4.     Power is not easily redistributed – even less so in countries like the UK where there is hugely more inequality and diversity than in Scandinavia. You cannot simply give power away if people have little experience of managing it. Or worse, if it is transferred within a narrative of scarcity and inequality. It's when they are strong enough to ask for it that power flows more naturally to previously excluded people, For all its good intentions, government – made up of competing political parties – cannot do that job for them.

5.     Power redistribution works best in smaller units, such as local communities, where people can find security through relationship and belonging. There is something fundamentally unworkable about a first-past-the-post party political system that divides communities into Us and Them. Think about it.

6.     For communities to begin to offer the spaces for people to come together, they need to be both safe enough for the vulnerable but also vibrant enough for the active. And creative enough to draw what is best from all those attending. That mix is not easy. For example, how often have we been in spaces that claim to be listening but are not really hearing what is on offer?

7.     For that we need the mediators and facilitators who are skilled at listening and translating. We need the artists who inspire and lift their audiences, irrespective of their differences. We probably need more women than before – re-balancing the private needs with the public ones, bringing the personal as political. This is not an abstract call: there are many people, individuals and small civil society groups already at work in this space – each working at a different level of engagement, reaching people at different level of agency, developing a continuum of participation that we are currently mapping for our Alternative Labs. Watch how Fun Palaces helps people to meet power. Or Chickenshed Theatre turns inclusion on its head.

8.     And as that map is manifested so are the tools and techniques of community empowerment. Whether it is new local currencies – from CounterCoin to the Devon Pound – or new food projects like Underground Farms. Or strategies for local political control like Flatpack Democracy.

Some reading this will see it as a recipe for chaos - or worse, for mediocrity. But those mindsets have only ever been able to imagine advance where all the light is at the front, pointing the way like a silver tipped arrow. Or a head at the top of a body. This isn't just trickle-down economics, but trickle-down ideas and mythologies.

But others will see that without circulation a body atrophies. including the head itself, which becomes fuzzy, incapable of clear thinking. Yet if we can use the means we have now – new practices, methods, technologies – to get the whole body active, it might have a chance. If we can get the heart – our sense of a beautiful, complex society - pumping again, the head will be astounded at how many new, game-changing ideas start to flow through the system, transforming the whole.
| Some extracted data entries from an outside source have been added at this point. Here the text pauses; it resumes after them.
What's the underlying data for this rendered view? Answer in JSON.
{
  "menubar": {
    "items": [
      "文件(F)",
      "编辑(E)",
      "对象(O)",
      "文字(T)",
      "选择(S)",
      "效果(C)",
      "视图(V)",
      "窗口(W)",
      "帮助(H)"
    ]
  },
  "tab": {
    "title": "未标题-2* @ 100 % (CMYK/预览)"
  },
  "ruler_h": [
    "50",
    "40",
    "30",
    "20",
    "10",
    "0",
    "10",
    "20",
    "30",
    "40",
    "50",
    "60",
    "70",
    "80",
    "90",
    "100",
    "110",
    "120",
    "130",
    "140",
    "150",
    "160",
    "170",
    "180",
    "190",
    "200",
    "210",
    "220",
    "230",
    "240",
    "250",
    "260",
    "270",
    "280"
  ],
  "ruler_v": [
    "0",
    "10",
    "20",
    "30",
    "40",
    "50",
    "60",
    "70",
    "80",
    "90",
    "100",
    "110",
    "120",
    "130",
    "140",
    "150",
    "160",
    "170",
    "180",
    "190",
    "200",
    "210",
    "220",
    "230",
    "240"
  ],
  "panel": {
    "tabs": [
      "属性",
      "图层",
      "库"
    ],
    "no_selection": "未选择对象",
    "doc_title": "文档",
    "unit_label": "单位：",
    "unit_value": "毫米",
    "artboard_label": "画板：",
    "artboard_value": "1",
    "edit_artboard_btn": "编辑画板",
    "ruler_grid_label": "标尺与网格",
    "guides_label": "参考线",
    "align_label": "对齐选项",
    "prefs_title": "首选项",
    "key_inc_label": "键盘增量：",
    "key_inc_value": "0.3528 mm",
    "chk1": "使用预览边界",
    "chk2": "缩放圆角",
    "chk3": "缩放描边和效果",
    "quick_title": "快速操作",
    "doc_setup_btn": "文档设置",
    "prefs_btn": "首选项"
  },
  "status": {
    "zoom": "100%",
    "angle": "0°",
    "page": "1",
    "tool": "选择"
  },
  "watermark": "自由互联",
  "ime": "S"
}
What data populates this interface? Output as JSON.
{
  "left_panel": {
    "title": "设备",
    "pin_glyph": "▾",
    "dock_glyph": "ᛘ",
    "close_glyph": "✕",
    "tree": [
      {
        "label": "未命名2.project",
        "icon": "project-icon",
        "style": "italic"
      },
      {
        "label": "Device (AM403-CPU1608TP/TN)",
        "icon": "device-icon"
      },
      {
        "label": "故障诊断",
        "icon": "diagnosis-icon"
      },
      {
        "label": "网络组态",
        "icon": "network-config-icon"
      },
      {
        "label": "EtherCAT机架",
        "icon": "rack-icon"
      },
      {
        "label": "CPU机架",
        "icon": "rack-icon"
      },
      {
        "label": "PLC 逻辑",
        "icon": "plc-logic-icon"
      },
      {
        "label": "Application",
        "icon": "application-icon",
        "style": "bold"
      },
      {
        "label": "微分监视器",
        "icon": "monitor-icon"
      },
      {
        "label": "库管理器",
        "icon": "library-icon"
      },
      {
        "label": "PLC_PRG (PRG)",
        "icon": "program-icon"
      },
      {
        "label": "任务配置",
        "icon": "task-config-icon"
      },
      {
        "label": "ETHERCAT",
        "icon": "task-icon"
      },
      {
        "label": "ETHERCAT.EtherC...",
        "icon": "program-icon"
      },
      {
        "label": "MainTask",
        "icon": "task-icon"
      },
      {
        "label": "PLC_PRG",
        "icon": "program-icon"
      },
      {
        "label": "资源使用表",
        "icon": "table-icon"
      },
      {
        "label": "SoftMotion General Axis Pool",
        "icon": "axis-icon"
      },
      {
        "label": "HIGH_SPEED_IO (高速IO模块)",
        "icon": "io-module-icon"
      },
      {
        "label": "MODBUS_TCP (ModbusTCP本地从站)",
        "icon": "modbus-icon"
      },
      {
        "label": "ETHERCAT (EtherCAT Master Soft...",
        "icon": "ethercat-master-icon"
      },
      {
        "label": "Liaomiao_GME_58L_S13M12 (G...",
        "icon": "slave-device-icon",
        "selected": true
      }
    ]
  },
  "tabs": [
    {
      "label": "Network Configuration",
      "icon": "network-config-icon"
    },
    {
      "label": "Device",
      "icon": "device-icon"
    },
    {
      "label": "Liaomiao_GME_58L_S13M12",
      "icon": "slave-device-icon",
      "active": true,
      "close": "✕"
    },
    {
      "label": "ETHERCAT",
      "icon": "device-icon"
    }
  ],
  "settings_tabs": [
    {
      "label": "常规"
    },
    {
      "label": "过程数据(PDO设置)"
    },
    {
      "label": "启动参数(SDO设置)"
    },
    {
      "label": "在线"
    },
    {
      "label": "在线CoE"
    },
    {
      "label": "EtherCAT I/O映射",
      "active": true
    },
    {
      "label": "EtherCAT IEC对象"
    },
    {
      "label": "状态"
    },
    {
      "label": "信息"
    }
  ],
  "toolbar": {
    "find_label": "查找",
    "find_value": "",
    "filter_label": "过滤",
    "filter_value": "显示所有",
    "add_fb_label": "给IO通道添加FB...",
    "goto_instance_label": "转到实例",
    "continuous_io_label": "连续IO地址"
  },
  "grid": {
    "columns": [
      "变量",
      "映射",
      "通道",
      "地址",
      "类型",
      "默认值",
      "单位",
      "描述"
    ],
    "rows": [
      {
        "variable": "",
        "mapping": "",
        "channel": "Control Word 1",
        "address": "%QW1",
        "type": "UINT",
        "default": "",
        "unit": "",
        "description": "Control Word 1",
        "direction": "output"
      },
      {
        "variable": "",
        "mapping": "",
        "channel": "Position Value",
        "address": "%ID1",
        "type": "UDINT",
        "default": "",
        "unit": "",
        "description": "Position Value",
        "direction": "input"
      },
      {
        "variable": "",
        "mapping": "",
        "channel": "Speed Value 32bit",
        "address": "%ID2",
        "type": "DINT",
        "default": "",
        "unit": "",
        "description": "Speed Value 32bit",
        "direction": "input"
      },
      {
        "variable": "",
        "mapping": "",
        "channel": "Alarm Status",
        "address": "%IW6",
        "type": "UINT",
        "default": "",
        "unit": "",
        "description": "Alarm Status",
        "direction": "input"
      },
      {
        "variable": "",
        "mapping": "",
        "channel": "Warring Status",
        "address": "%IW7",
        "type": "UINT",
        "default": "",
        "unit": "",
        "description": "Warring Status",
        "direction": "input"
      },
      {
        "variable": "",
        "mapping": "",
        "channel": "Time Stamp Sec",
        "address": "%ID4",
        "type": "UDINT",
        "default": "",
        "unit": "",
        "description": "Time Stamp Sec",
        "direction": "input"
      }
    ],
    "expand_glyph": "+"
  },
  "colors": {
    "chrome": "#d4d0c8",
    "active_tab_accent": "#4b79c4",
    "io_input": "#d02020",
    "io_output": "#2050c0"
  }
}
This is not a waiting game: it is a shift of perspective. Once we experience communities coming back to life – check Preston, Frome, maybe Scotland for a bigger framework – we feel less vulnerable to the constant flow of bad news coming from the mainstream. We can suddenly see that the dominant narrative – that we are all helpless and powerless – is a lie.

If we are lucky, we become pronoid, capable of seeing the darkness shared on our media as the contours of the real light that exists outside of it. News of sexual abuse become the triggers of #metoo campaigns that transform the public space. News of increasing poverty gives rise to ever escalating charitable donating and the proliferation of new civil society initiatives. News of Trump’s plan to hold a military parade, will throw light on the incredible work that has been going on for decades to change from a war to a peace agenda – and what we can now do to shift it forever.

And when we feel emboldened, so much more becomes possible. Just watch.